Peter McCabe, Headway Chief Executive, said: "We welcome these updated guidelines, particularly as they reinforce the need for high-quality written discharge information to be given to patients upon leaving hospital following a brain injury. In 2010, Headway's own research revealed that the vast majority of hospitals across the UK were failing to provide adequate information on the danger signs to look out for that require an immediate return to hospital. The challenge now is ensuring hospitals actually act on this updated guidance.
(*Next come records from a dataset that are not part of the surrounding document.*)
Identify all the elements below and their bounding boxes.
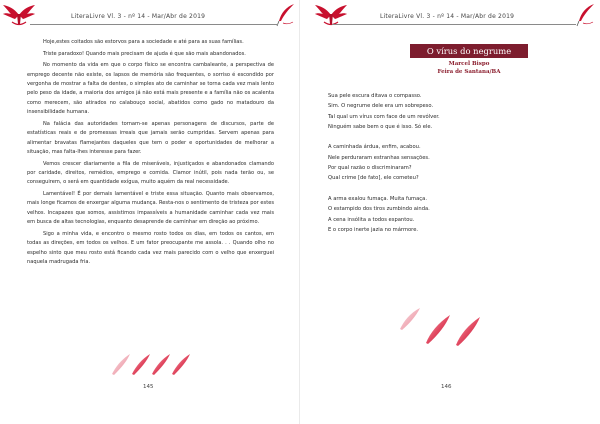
- feather-decoration-icon: [110, 352, 194, 376]
- author-name: Marcel Bispo: [448, 61, 490, 67]
- page-number: 146: [441, 384, 452, 390]
- page-number: 145: [143, 384, 154, 390]
- poem-line: Tal qual um vírus com face de um revólver.: [328, 113, 440, 120]
- stanza: [328, 142, 568, 183]
- poem-body: [328, 91, 568, 245]
- paragraph: Vemos crescer diariamente a fila de miseráveis, injustiçados e abandonados clamando por caridade, direitos, remédios, emprego e comida. Clamor inútil, pois nada terão ou, se conseguirem, o será em quantidade exígua, muito aquém da real necessidade.: [27, 160, 274, 186]
- running-header: LiteraLivre Vl. 3 - nº 14 - Mar/Abr de 2019: [380, 13, 515, 20]
- poem-line: Qual crime [de fato], ele cometeu?: [328, 175, 419, 182]
- paragraph: Sigo a minha vida, e encontro o mesmo rosto todos os dias, em todos os cantos, em todas as direções, em todos os velhos. E um fator preocupante me assola. . . Quando olho no espelho sinto que meu rosto está ficando cada vez mais parecido com o velho que enxerguei naquela madrugada fria.: [27, 230, 274, 266]
- paragraph: Lamentável! É por demais lamentável e triste essa situação. Quanto mais observamos, mais longe ficamos de enxergar alguma mudança. Resta-nos o sentimento de tristeza por estes velhos. Incapazes que somos, assistimos impassíveis a humanidade caminhar cada vez mais em busca de altas tecnologias, enquanto desaprende de caminhar em direção ao próximo.: [27, 191, 274, 226]
- paragraph: Hoje,estes coitados são estorvos para a sociedade e até para as suas famílias.: [43, 39, 244, 45]
- poem-line: Nele perduraram estranhas sensações.: [328, 154, 430, 161]
- stanza: [328, 194, 568, 235]
- paragraph: Na falácia das autoridades tornam-se apenas personagens de discursos, parte de estatísticas reais e de promessas irreais que jamais serão cumpridas. Servem apenas para alimentar bravatas flamejantes daqueles que tem o poder e oportunidades de melhorar a situação, mas falta-lhes interesse para fazer.: [27, 120, 274, 156]
- quill-pen-icon: [574, 3, 596, 27]
- header-rule: [30, 24, 278, 25]
- poem-line: Ninguém sabe bem o que é isso. Só ele.: [328, 123, 433, 130]
- poem-line: A arma exalou fumaça. Muita fumaça.: [328, 195, 427, 202]
- running-header: LiteraLivre Vl. 3 - nº 14 - Mar/Abr de 2019: [71, 13, 206, 20]
- poem-line: O estampido dos tiros zumbindo ainda.: [328, 206, 430, 213]
- stanza: [328, 91, 568, 132]
- poem-line: A cena insólita a todos espantou.: [328, 216, 415, 223]
- feather-decoration-icon: [396, 305, 496, 347]
- header-rule: [332, 24, 576, 25]
- poem-line: Sim. O negrume dele era um sobrepeso.: [328, 103, 434, 110]
- poem-line: Sua pele escura ditava o compasso.: [328, 93, 422, 99]
- article-body: [27, 38, 274, 270]
- paragraph: No momento da vida em que o corpo físico se encontra cambaleante, a perspectiva de emprego decente não existe, os lapsos de memória são frequentes, o sorriso é escondido por vergonha de mostrar a falta de dentes, o simples ato de caminhar se torna cada vez mais lento pelo peso da idade, a maioria dos amigos já não está mais presente e a família não os acalenta como merecem, são atirados no calabouço social, abatidos como gado no matadouro da insensibilidade humana.: [27, 62, 274, 116]
- right-page: [300, 0, 600, 424]
- poem-line: A caminhada árdua, enfim, acabou.: [328, 144, 421, 151]
- poem-line: E o corpo inerte jazia no mármore.: [328, 226, 419, 233]
- poem-title: O vírus do negrume: [410, 44, 528, 58]
- paragraph: Triste paradoxo! Quando mais precisam de ajuda é que são mais abandonados.: [43, 50, 246, 57]
- poem-line: Por qual razão o discriminaram?: [328, 165, 412, 172]
- author-place: Feira de Santana/BA: [437, 68, 501, 75]
- poem-byline: [410, 61, 528, 76]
"It is also pleasing to see the recommendation that hospital discharge information includes contact details for local organisations - such as Headway groups and branches - that may be of support to patients on leaving hospital. Again though, this is only useful if all patients are given the information.
"Over a ten year period from 2002/3 to 2011/12, hospital admissions for head injury rose by a staggering 33.5%. While the vast majority of patients will suffer no lasting effects, many others will be left with lifelong brain injuries. The unpredictability of head injuries demands the highest level of clinical excellence in the early stages of assessment and treatment and we hope these updated guidelines will ensure that is the case for all head injury patients."
The original NICE guidelines for head injury were produced in 2003 and updated in 2007 and the latest guidance was issued last month (January 2014). For these purposes, head injury is defined as ‘any trauma to the head other than superficial injuries to the face’. The early guidance about the use of head CT scanning and referral to specialist centres has resulted a in a reduction in the number of fatalities arising from head injury. The driver for the most recent update is the recognition that evidence-based guidance is the best way to risk assess and manage head injury in the early stages. Since 2007, developments which affect this guidance have included the establishment of regional trauma centres and an increased focus on safeguarding, an issue which can be very relevant in child head injuries.
The guidelines’ focus is on early assessment to identify which patients have suffered brain injury or are at risk of brain injury and to ensure that they receive timely CT scanning and/or admission to a regional neuroscience centre. The latest statistics suggested that 1.4 million people attend A&E each year with head injury, with up to half of those being children. These figures demonstrate the need for early assessment of patients who are at risk or need urgent intervention.
Philippa Luscombe, head of the personal injury team at Penningtons Manches LLP, commented: “The NICE guidelines have made a real difference to the assessment and management of head injuries but were six years old. It is good to see updated guidance being published and a focus on early assessment but also on the provision of information to patients and their families. In the majority of cases, head injuries are minor with no lasting effects but, where an individual is at risk of brain injury, early specialist intervention can make a huge difference to the outcome. Given the devastating effect of serious brain injury, anything that can be done to improve outcomes is to be welcomed.”